In hindsight, this was the Bronze Age — led by standard-bearers like We’re Alive, 19 Nocturne Boulevard, Afterlives, and many more podcasts or broadcast audio dramas produced in the early 2000s, as the dotcom era passed into Web 2.0 — about 90 years after the WGY Players.
Audio Drama Day was first announced at the 2013 Parsec Awards, a speculative fiction award ceremony held with celebrity guests in Atlanta, GA. Welcome to Night Vale was already a new hit, and Serial would become a blockbuster for NPR months later. This would become a new “Platinum Age” for audio drama — but where is it going?
Well, the pandemic has generated numerous stories of isolation and a need for social connection. The next “killer” podcast probably won’t be about true crime, but something that encourages listeners — something life-affirming. Arguably, it’s time for podcast creators, who often first win their listeners one at a time, to consider how their stories or ideas can help others, one person at a time.
Serialized drama is a strategy that has been widely used around the world, especially in community-collaborative work by the Johns Hopkins Center for Communication Programs, Population Media Center, and Soul City in Africa.
Likewise, while enhanced audio continues to become important to more sophisticated technologies like extended reality (XR) and immersive video games, crowdsourced wisdom has been a powerful tool in the recent growth of audio drama. Inexpensive, decentralized methods of learning to make audio dramas are crucial, like the techniques taught in KC Wayland’s book Bombs Always Beep, and episodes of the Audio Drama Production Podcast.
But there are still unmet needs. Underrepresented communities are also making podcasts but, even after the high point of Laurence Fishburne and Larenz Tate’s historic Bronzeville, activists have had to point out, Black Audio Dramas Exist.
And, while families can download Bronze age podcasts like Bell’s in the Batfry and Radio Adventures of Dr. Floyd, few modern producers focus on pulling younger generations away from Minecraft, Fortnight, and TikTok, in favor of audio drama. Besides Tony Palermo’s RuyaSonic website and scripts, there’s the Audio Drama Alliance, a mostly Christian-based group of creators promoting family-friendly audio.
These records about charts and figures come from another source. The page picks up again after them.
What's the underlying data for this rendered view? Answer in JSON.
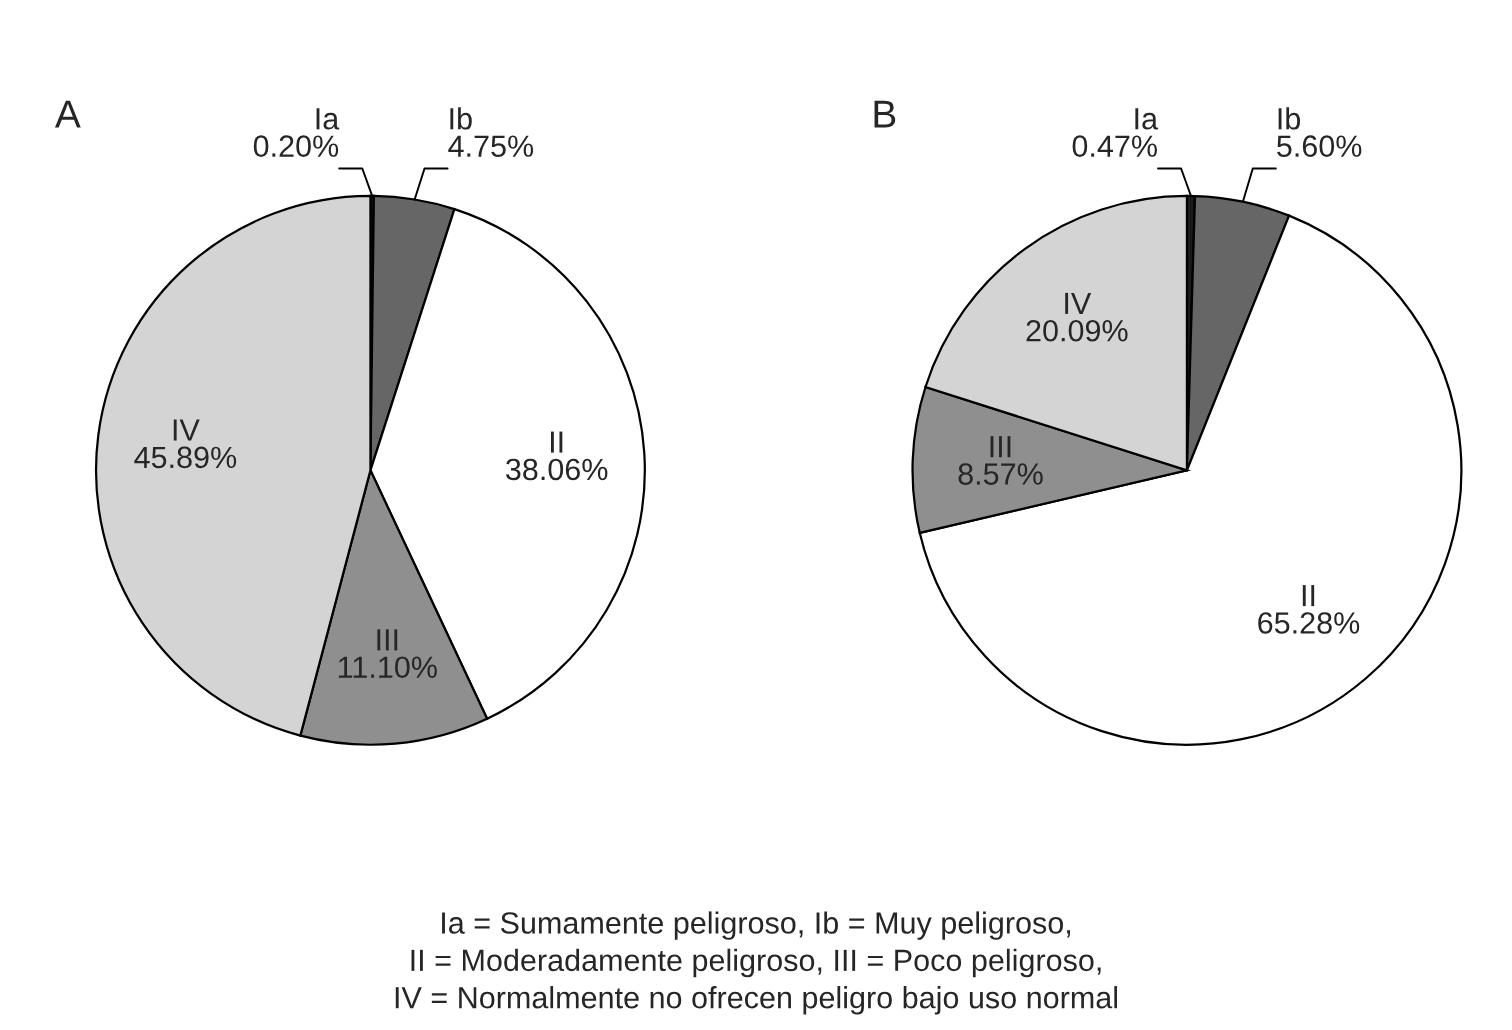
{
  "chart_data": [
    {
      "type": "pie",
      "title": "A",
      "categories": [
        "Ia",
        "Ib",
        "II",
        "III",
        "IV"
      ],
      "values": [
        0.2,
        4.75,
        38.06,
        11.1,
        45.89
      ],
      "value_labels": [
        "0.20%",
        "4.75%",
        "38.06%",
        "11.10%",
        "45.89%"
      ],
      "colors": [
        "#1a1a1a",
        "#666666",
        "#ffffff",
        "#8f8f8f",
        "#d4d4d4"
      ],
      "legend": false,
      "annotations": [
        "Ia = Sumamente peligroso, Ib = Muy peligroso,\nII = Moderadamente peligroso, III = Poco peligroso,\nIV = Normalmente no ofrecen peligro bajo uso normal"
      ]
    },
    {
      "type": "pie",
      "title": "B",
      "categories": [
        "Ia",
        "Ib",
        "II",
        "III",
        "IV"
      ],
      "values": [
        0.47,
        5.6,
        65.28,
        8.57,
        20.09
      ],
      "value_labels": [
        "0.47%",
        "5.60%",
        "65.28%",
        "8.57%",
        "20.09%"
      ],
      "colors": [
        "#1a1a1a",
        "#666666",
        "#ffffff",
        "#8f8f8f",
        "#d4d4d4"
      ],
      "legend": false
    }
  ]
}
One of the winning qualities that makes “old time radio” popular with so many listeners born after their heyday is the stories’ broad interest — creating more accessible work the whole family can enjoy together could be an even bigger win for audio drama, inspiring future creators. On the other hand, the 11th Hour Challenge is a horror competition for Audio Drama Day that generates many new collaborations between neophyte and experienced podcasters.
Ultimately, audio drama will continue to thrive as the conversation expands, and quality work continues to be produced. The main joy to be found in Audio Drama Day is not just to listen, but also to help others to be heard.
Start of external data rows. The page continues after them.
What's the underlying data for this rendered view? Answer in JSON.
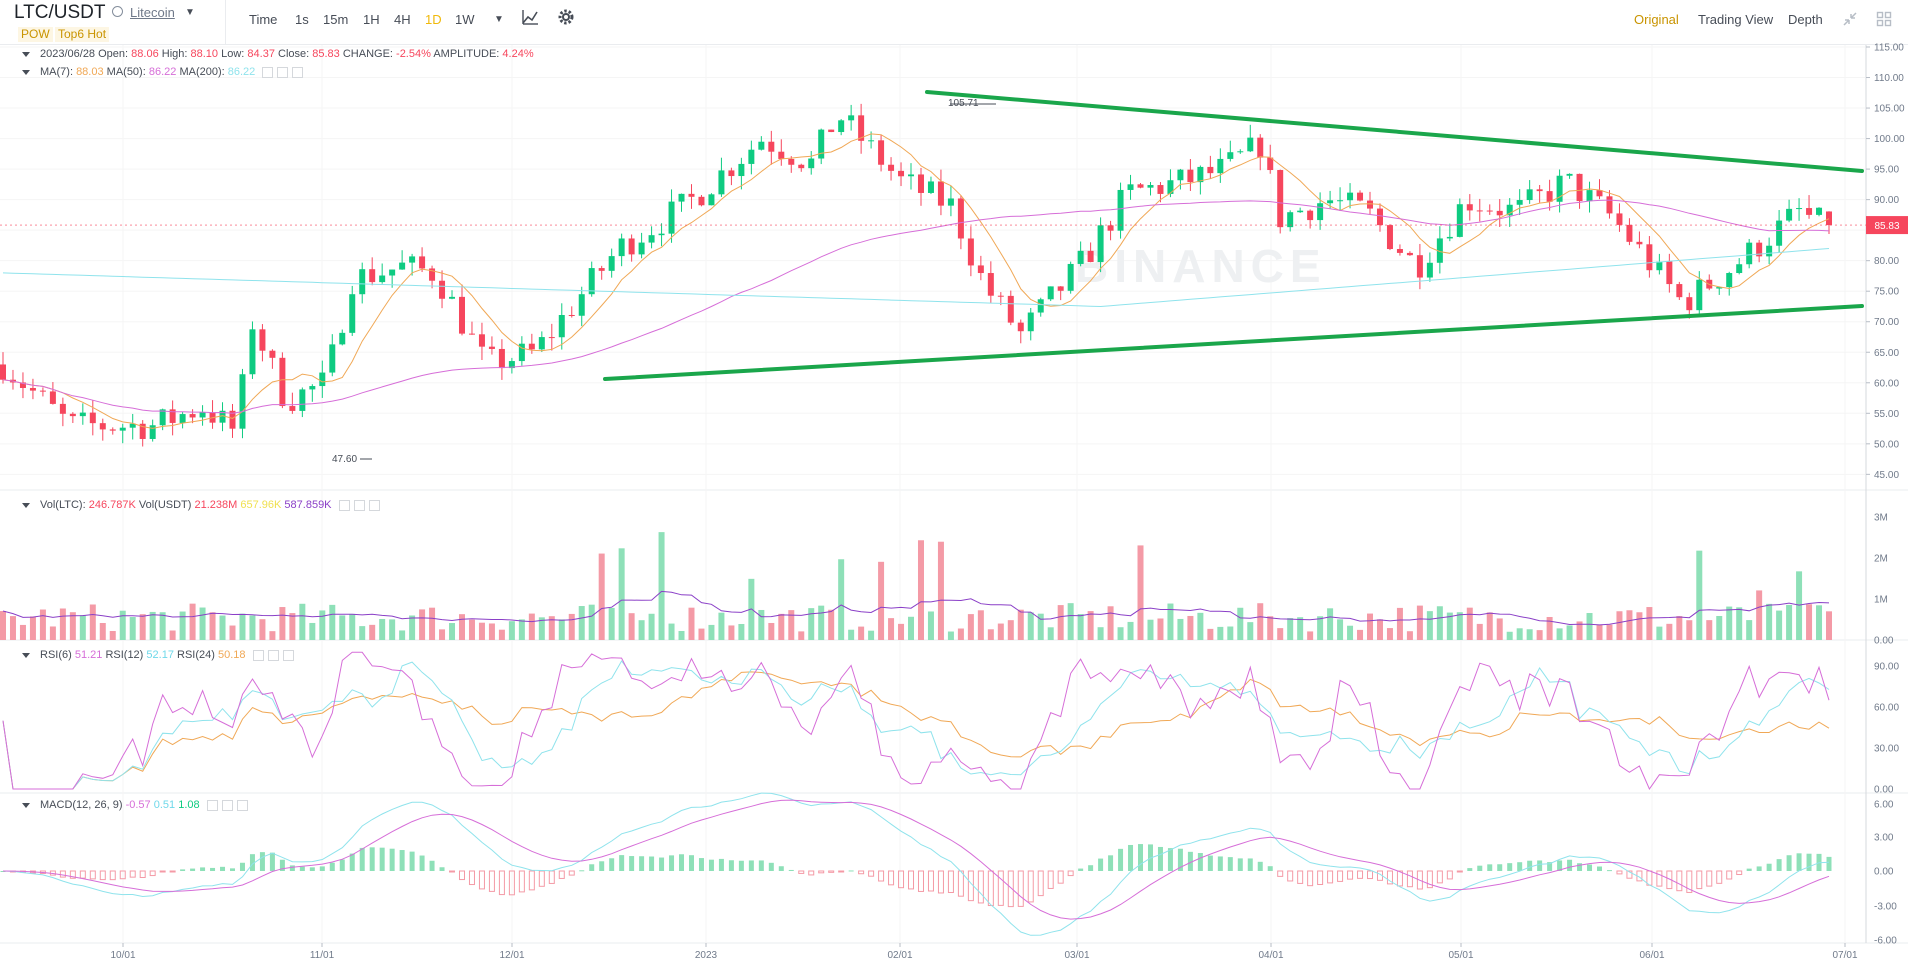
{
  "header": {
    "pair": "LTC/USDT",
    "coin_name": "Litecoin",
    "tags": [
      "POW",
      "Top6 Hot"
    ],
    "timeframes": [
      "Time",
      "1s",
      "15m",
      "1H",
      "4H",
      "1D",
      "1W"
    ],
    "active_timeframe": "1D",
    "views": [
      "Original",
      "Trading View",
      "Depth"
    ],
    "active_view": "Original"
  },
  "legend": {
    "ohlc": {
      "date": "2023/06/28",
      "open_label": "Open:",
      "open": "88.06",
      "high_label": "High:",
      "high": "88.10",
      "low_label": "Low:",
      "low": "84.37",
      "close_label": "Close:",
      "close": "85.83",
      "change_label": "CHANGE:",
      "change": "-2.54%",
      "amplitude_label": "AMPLITUDE:",
      "amplitude": "4.24%"
    },
    "ma": {
      "ma7_label": "MA(7):",
      "ma7": "88.03",
      "ma50_label": "MA(50):",
      "ma50": "86.22",
      "ma200_label": "MA(200):",
      "ma200": "86.22"
    },
    "vol": {
      "ltc_label": "Vol(LTC):",
      "ltc": "246.787K",
      "usdt_label": "Vol(USDT)",
      "usdt": "21.238M",
      "v1": "657.96K",
      "v2": "587.859K"
    },
    "rsi": {
      "r6_label": "RSI(6)",
      "r6": "51.21",
      "r12_label": "RSI(12)",
      "r12": "52.17",
      "r24_label": "RSI(24)",
      "r24": "50.18"
    },
    "macd": {
      "label": "MACD(12, 26, 9)",
      "macd": "-0.57",
      "dif": "0.51",
      "dea": "1.08"
    }
  },
  "price_axis": {
    "ticks": [
      "115.00",
      "110.00",
      "105.00",
      "100.00",
      "95.00",
      "90.00",
      "85.00",
      "80.00",
      "75.00",
      "70.00",
      "65.00",
      "60.00",
      "55.00",
      "50.00",
      "45.00"
    ],
    "current_price": "85.83",
    "high_marker": "105.71",
    "low_marker": "47.60"
  },
  "volume_axis": {
    "ticks": [
      "3M",
      "2M",
      "1M",
      "0.00"
    ]
  },
  "rsi_axis": {
    "ticks": [
      "90.00",
      "60.00",
      "30.00",
      "0.00"
    ]
  },
  "macd_axis": {
    "ticks": [
      "6.00",
      "3.00",
      "0.00",
      "-3.00",
      "-6.00"
    ]
  },
  "time_axis": {
    "labels": [
      "10/01",
      "11/01",
      "12/01",
      "2023",
      "02/01",
      "03/01",
      "04/01",
      "05/01",
      "06/01",
      "07/01"
    ]
  },
  "watermark": "BINANCE",
  "colors": {
    "up": "#0ecb81",
    "down": "#f6465d",
    "accent": "#f0b90b",
    "trendline": "#1aa64b",
    "ma7": "#f0a856",
    "ma50": "#d66ed8",
    "ma200": "#8fe3ec"
  },
  "chart_data": {
    "type": "candlestick",
    "symbol": "LTC/USDT",
    "interval": "1D",
    "x_range": [
      "2022-09-01",
      "2023-06-28"
    ],
    "y_range": [
      45,
      115
    ],
    "trendlines": [
      {
        "from": [
          "2022-12-21",
          61
        ],
        "to": [
          "2023-06-30",
          72.5
        ]
      },
      {
        "from": [
          "2023-01-27",
          107
        ],
        "to": [
          "2023-06-30",
          94.5
        ]
      }
    ],
    "last_candle": {
      "date": "2023/06/28",
      "open": 88.06,
      "high": 88.1,
      "low": 84.37,
      "close": 85.83
    }
  }
}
Patience “Sibby” Wieland is a writer, creator, and new media researcher who launched Audio Drama Day in 2013. Her research explores narrative media, including games, virtual reality, and immersive audio. She’s produced live audio dramas and sound design for the stage, and an influential SXSW panel on audio drama and filmmaking. She’s a multi-episode guest host for the Radio Drama Revival podcast and ran the streaming network Sound Stages Radio for several years.